The AER’s annual state of the energy market, released yesterday, is one of the most comprehensive overviews of Eastern Australia’s gas and electricity systems going.
Covering two energy vectors and all aspects of the supply chain, it is hard to boil down to a few key messages. The most obvious one is change, as the AER notes the transition in the electricity system towards variable renewables, much of it on customers’ rooftops, and the challenges and opportunities this creates. By contrast, the gas market is still reeling from a key economic change – the introduction of international pricing as a result of the emergence of an export market that exceeds the existing domestic market.
However, the snapshot of pricing trends is modestly positive from consumer perspectives, with most indicators trending down, albeit off the back of some eyewatering price rises over the last decade. The AER suggests this is due to a mix of both market factors and regulatory interventions.
In the gas market, the key driver is market-based. Long-term export contracts are benchmarked against the oil price, while spot prices are based on the balance of supply and demand at any given time. COVID-19 has collapsed oil demand and thus the long-term price, while falling gas demand has softened spot prices. Accordingly the “netback” price (where an exporter is indifferent between selling overseas versus domestically) has fallen from $13/GJ in October 2018 to under $4/GJ in March 2020. However the prices customers paid are influenced by other factors including how easy and cheap it is to move gas around.

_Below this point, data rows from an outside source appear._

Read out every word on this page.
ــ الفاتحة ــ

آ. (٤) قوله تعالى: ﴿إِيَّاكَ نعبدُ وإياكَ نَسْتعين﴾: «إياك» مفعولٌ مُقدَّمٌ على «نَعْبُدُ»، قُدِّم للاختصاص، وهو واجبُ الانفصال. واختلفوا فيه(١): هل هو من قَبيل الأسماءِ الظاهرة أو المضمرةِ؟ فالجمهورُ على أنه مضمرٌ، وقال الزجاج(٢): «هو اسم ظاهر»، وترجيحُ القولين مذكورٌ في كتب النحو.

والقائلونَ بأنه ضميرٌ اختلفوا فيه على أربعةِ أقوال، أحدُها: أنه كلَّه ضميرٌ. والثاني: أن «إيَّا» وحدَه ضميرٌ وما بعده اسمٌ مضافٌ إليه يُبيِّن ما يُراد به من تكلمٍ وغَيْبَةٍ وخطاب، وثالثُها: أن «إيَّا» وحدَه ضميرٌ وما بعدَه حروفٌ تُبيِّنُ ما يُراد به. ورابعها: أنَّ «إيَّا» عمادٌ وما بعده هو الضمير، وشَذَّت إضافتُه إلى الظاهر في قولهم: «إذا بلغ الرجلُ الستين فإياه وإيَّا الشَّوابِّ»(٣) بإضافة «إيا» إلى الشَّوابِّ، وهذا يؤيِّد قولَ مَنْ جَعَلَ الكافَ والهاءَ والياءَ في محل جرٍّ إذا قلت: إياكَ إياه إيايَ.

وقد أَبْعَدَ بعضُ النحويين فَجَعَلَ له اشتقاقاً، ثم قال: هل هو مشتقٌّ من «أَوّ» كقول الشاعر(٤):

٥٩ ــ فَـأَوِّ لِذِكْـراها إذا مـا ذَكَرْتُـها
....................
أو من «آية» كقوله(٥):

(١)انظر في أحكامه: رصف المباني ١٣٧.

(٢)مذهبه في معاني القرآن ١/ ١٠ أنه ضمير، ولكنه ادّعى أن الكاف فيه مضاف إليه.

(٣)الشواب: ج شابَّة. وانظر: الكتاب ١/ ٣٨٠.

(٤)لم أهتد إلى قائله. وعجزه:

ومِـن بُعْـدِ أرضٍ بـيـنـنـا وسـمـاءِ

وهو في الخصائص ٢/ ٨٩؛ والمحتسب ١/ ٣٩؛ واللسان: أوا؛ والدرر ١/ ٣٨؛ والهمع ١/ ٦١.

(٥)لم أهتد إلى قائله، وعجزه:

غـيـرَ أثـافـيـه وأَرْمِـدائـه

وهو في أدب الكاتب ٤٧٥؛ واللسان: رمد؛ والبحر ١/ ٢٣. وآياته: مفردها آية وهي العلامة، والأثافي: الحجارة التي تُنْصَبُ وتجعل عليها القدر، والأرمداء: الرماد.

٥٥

One frustration that gas market participants have found is that there may be spare physical capacity on a pipeline but if it is contracted to someone who is not using it at the time, it may not get made available to other parties. A recent reform has been to introduce secondary markets in pipeline capacity – both a voluntary trading platform and a compulsory auction of spare capacity. This has freed up flows and allowed more gas to flow north to south – i.e. into domestic markets in NSW and Victoria. The chart below shows total net flows with the additional flows generated by the capacity reforms in green
The AER estimates this has pushed down post prices in NSW by an average of $0.76/GJ over 6 months. The effect in Victoria is less but still downward. This outcome is a reminder that energy markets are rarely “natural” markets that simply emerge spontaneously to cerate mutual gains from exchange. They are rather facilitated market, where the rules of the market are largely created and enforced by governments ore regulators (albeit ideally with some industry input). Gas markets in Australia have historically had less direct intervention of this sort than electricity, but that is changing in response to the frustrations of customers -even if the reforms aren’t going as far or fast as many of them would like.